Testifying as Pistorius’s murder trial entered its third week, firearm dealer Sean Rens told the court: “He had a great love and enthusiasm for them.”

Rens said he met Pistorius in May 2012 and sold him a Smith and Wesson 500 revolver.

When they met, Pistorius had only owned a single firearm a 9mm pistol.

But in the following months, the disabled Olympic athlete bought several more firearms from Rens, who said he checked that his client had a licence and competency card and kept a record of his training.

“Over a number of months he bought a number of firearms,” Rens said.

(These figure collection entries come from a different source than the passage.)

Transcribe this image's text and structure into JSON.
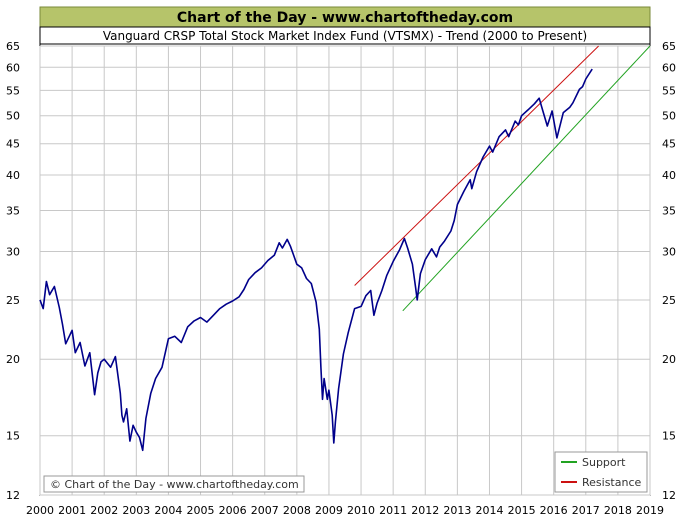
{
  "header": {
    "banner": "Chart of the Day - www.chartoftheday.com",
    "subtitle": "Vanguard  CRSP Total Stock Market Index Fund (VTSMX) - Trend (2000 to Present)"
  },
  "copyright": "© Chart of the Day - www.chartoftheday.com",
  "colors": {
    "banner_bg": "#b6c46a",
    "price_line": "#00008b",
    "support_line": "#22a322",
    "resistance_line": "#cc1111",
    "grid": "#c8c8c8"
  },
  "chart_data": {
    "type": "line",
    "title": "Vanguard  CRSP Total Stock Market Index Fund (VTSMX) - Trend (2000 to Present)",
    "xlabel": "",
    "ylabel": "",
    "log_scale_y": true,
    "xlim": [
      2000,
      2019
    ],
    "ylim": [
      12,
      65
    ],
    "x_ticks": [
      "2000",
      "2001",
      "2002",
      "2003",
      "2004",
      "2005",
      "2006",
      "2007",
      "2008",
      "2009",
      "2010",
      "2011",
      "2012",
      "2013",
      "2014",
      "2015",
      "2016",
      "2017",
      "2018",
      "2019"
    ],
    "y_ticks": [
      12,
      15,
      20,
      25,
      30,
      35,
      40,
      45,
      50,
      55,
      60,
      65
    ],
    "grid": true,
    "legend": {
      "placement": "bottom-right",
      "entries": [
        "Support",
        "Resistance"
      ]
    },
    "series": [
      {
        "name": "",
        "x": [
          2000.0,
          2000.1,
          2000.2,
          2000.3,
          2000.45,
          2000.6,
          2000.7,
          2000.8,
          2001.0,
          2001.1,
          2001.25,
          2001.4,
          2001.55,
          2001.7,
          2001.8,
          2001.9,
          2002.0,
          2002.2,
          2002.35,
          2002.5,
          2002.55,
          2002.6,
          2002.7,
          2002.8,
          2002.9,
          2003.0,
          2003.1,
          2003.2,
          2003.3,
          2003.45,
          2003.6,
          2003.8,
          2004.0,
          2004.2,
          2004.4,
          2004.6,
          2004.8,
          2005.0,
          2005.2,
          2005.4,
          2005.6,
          2005.8,
          2006.0,
          2006.2,
          2006.35,
          2006.5,
          2006.7,
          2006.9,
          2007.1,
          2007.3,
          2007.45,
          2007.55,
          2007.7,
          2007.8,
          2007.9,
          2008.0,
          2008.15,
          2008.3,
          2008.45,
          2008.6,
          2008.7,
          2008.75,
          2008.8,
          2008.85,
          2008.95,
          2009.0,
          2009.1,
          2009.15,
          2009.2,
          2009.3,
          2009.45,
          2009.6,
          2009.8,
          2010.0,
          2010.15,
          2010.3,
          2010.4,
          2010.5,
          2010.65,
          2010.8,
          2011.0,
          2011.2,
          2011.35,
          2011.45,
          2011.6,
          2011.7,
          2011.75,
          2011.85,
          2012.0,
          2012.2,
          2012.35,
          2012.45,
          2012.6,
          2012.8,
          2012.9,
          2013.0,
          2013.2,
          2013.4,
          2013.45,
          2013.6,
          2013.8,
          2014.0,
          2014.1,
          2014.3,
          2014.5,
          2014.6,
          2014.8,
          2014.9,
          2015.0,
          2015.2,
          2015.4,
          2015.55,
          2015.65,
          2015.8,
          2015.95,
          2016.1,
          2016.3,
          2016.5,
          2016.6,
          2016.8,
          2016.9,
          2017.0,
          2017.2
        ],
        "y": [
          25.0,
          24.2,
          26.8,
          25.5,
          26.3,
          24.3,
          22.8,
          21.2,
          22.3,
          20.5,
          21.3,
          19.5,
          20.5,
          17.5,
          19.0,
          19.8,
          20.0,
          19.4,
          20.2,
          17.6,
          16.2,
          15.8,
          16.6,
          14.7,
          15.6,
          15.2,
          14.9,
          14.2,
          16.0,
          17.6,
          18.6,
          19.4,
          21.6,
          21.8,
          21.3,
          22.6,
          23.1,
          23.4,
          23.0,
          23.6,
          24.2,
          24.6,
          24.9,
          25.3,
          26.0,
          27.0,
          27.7,
          28.2,
          29.0,
          29.6,
          31.0,
          30.4,
          31.4,
          30.6,
          29.6,
          28.6,
          28.2,
          27.1,
          26.6,
          24.8,
          22.4,
          19.4,
          17.2,
          18.6,
          17.2,
          17.8,
          16.2,
          14.6,
          15.8,
          17.9,
          20.4,
          22.1,
          24.2,
          24.4,
          25.4,
          25.9,
          23.6,
          24.7,
          25.9,
          27.4,
          28.9,
          30.2,
          31.5,
          30.4,
          28.6,
          26.2,
          25.0,
          27.6,
          29.1,
          30.3,
          29.4,
          30.5,
          31.2,
          32.4,
          33.7,
          35.8,
          37.6,
          39.3,
          38.0,
          40.5,
          42.8,
          44.6,
          43.6,
          46.2,
          47.4,
          46.2,
          49.0,
          48.3,
          50.0,
          51.1,
          52.3,
          53.4,
          51.2,
          48.1,
          50.9,
          46.0,
          50.6,
          51.6,
          52.5,
          55.2,
          55.8,
          57.4,
          59.6
        ]
      }
    ],
    "trend_lines": [
      {
        "name": "Support",
        "from": {
          "x": 2011.3,
          "y": 24.0
        },
        "to": {
          "x": 2019.0,
          "y": 65.0
        }
      },
      {
        "name": "Resistance",
        "from": {
          "x": 2009.8,
          "y": 26.4
        },
        "to": {
          "x": 2017.4,
          "y": 65.0
        }
      }
    ]
  }
}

Under questioning from State prosecutor Gerrie Nel, Rens said as part of his competency test, Pistorius had completed a questionnaire that presented the applicant with various burglary scenarios and asked whether they would justify the use of lethal force.

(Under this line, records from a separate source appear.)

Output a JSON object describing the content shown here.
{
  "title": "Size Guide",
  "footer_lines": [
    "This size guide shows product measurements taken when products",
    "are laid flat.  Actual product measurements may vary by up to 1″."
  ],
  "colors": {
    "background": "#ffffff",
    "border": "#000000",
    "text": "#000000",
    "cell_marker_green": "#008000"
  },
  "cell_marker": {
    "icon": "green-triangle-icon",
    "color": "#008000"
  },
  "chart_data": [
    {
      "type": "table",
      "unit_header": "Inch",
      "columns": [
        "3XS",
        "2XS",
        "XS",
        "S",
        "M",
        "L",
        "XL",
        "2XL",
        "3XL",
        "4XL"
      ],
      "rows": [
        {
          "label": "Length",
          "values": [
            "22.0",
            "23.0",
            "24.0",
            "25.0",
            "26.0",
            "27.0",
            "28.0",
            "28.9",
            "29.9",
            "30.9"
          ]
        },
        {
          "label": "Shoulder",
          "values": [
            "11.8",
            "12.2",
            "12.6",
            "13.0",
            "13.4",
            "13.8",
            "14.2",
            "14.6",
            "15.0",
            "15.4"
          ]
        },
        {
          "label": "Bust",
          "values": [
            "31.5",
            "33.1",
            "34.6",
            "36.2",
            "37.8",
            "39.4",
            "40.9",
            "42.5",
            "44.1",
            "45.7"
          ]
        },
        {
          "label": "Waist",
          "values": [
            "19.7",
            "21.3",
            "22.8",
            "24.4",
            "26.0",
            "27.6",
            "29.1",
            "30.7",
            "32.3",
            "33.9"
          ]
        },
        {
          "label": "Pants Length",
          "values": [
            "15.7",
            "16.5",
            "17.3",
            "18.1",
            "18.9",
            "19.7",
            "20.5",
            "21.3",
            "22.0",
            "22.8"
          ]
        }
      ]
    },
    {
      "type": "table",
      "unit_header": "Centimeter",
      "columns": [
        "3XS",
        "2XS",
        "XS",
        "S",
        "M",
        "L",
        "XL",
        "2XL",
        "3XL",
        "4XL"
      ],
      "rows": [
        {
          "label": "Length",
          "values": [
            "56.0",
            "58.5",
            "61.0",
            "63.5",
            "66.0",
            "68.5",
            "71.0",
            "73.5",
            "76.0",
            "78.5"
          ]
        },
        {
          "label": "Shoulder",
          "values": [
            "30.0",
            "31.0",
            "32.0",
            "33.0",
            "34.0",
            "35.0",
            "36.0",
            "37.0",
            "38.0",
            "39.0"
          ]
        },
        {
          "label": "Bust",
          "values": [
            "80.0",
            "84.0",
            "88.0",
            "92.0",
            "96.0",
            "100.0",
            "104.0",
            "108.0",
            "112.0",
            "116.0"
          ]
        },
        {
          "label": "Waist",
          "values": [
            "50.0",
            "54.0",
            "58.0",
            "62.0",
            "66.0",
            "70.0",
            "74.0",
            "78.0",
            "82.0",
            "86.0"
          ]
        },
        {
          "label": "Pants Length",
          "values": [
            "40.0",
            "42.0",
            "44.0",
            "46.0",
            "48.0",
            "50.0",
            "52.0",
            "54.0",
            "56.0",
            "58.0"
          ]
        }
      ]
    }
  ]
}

Pistorius answered no in each case, except in the hypothesis where two armed men advance on him in his house with no security gate between himself and the intruders.

Nel then presented Rens with a copy of an invoice, and he confirmed that Pistorius had ordered:

  • a rifle or carbine vector LM6, which Rens said was a civilian version of the semi-automatic assault rifle that South Africa’s police or military use;
  • a Winchester shotgun;
  • a Mossberg Maverick shotgun;
  • a Smith and Wesson revolver .38 special, the smallest revolver as opposed to the largest, the Smith and Wesson 500;
  • a Mossberg semi-automatic self-loading shotgun and
  • another self-loading rifle.

However, the firearms were never handed over to Pistorius because he cancelled the order about a month after “an incident”, Rens said, referring to Steenkamp’s death on Valentine’s Day last year.

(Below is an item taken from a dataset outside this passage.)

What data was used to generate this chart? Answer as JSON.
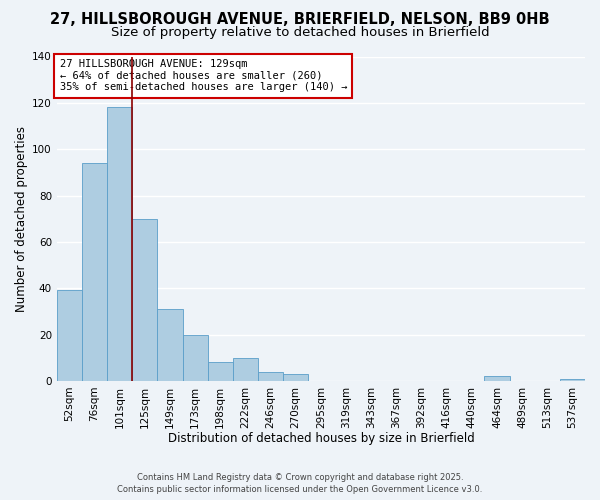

Pistorius has pleaded not guilty to premeditated murder, contending that he shot the blonde swimsuit model through a locked bathroom door in his Pretoria home in the belief that an intruder was hiding behind it.

The State is arguing that he killed her after the couple had a row.

On Monday, the court also heard testimony from a police photographer who commented on dozens of pictures he took at Pistorius’s home hours after the shooting, including one showing a blood-streaked toilet bowl and another showing blood splatter above the headboard of his bed.

Warrant Officer Barend van Staden said he had compiled 15 albums of photographs of the scene, and for more than an hour of questioning, he recited the time at which each photograph was taken, and explained the reason why he had taken it.

There were several photographs of a duvet in different positions because he had seen drops of blood on it and opened it to look for more stains, Van Staden said.

He had also taken photographs of Pistorius in a pair of blood-stained shorts, with more blood smeared on his prosthetic legs.

Van Staden was the third policeman to take the stand after Pistorius’s lawyer last week suggested that investigating officers had contaminated the scene and tampered with evidence.

On Monday, Nel in his questioning of this witness appeared to give the police the opportunity to explain why objects had been moved around in the accused’s home in the hours following the shooting.

In addition to murder, the State has also charged Pistorius with contraventions of the Firearms Control Act.

Witnesses have testified that he set off a friend’s Glock pistol under a table at a Johannesburg restaurant in January 2013, and then asked the friend Darren Fresco to take responsibility because he did not want negative publicity.

Fresco also told the court that on September 30, 2012 Pistorius had shocked him by firing a shot through the open sunroof of a car while they were driving through Modderfontein.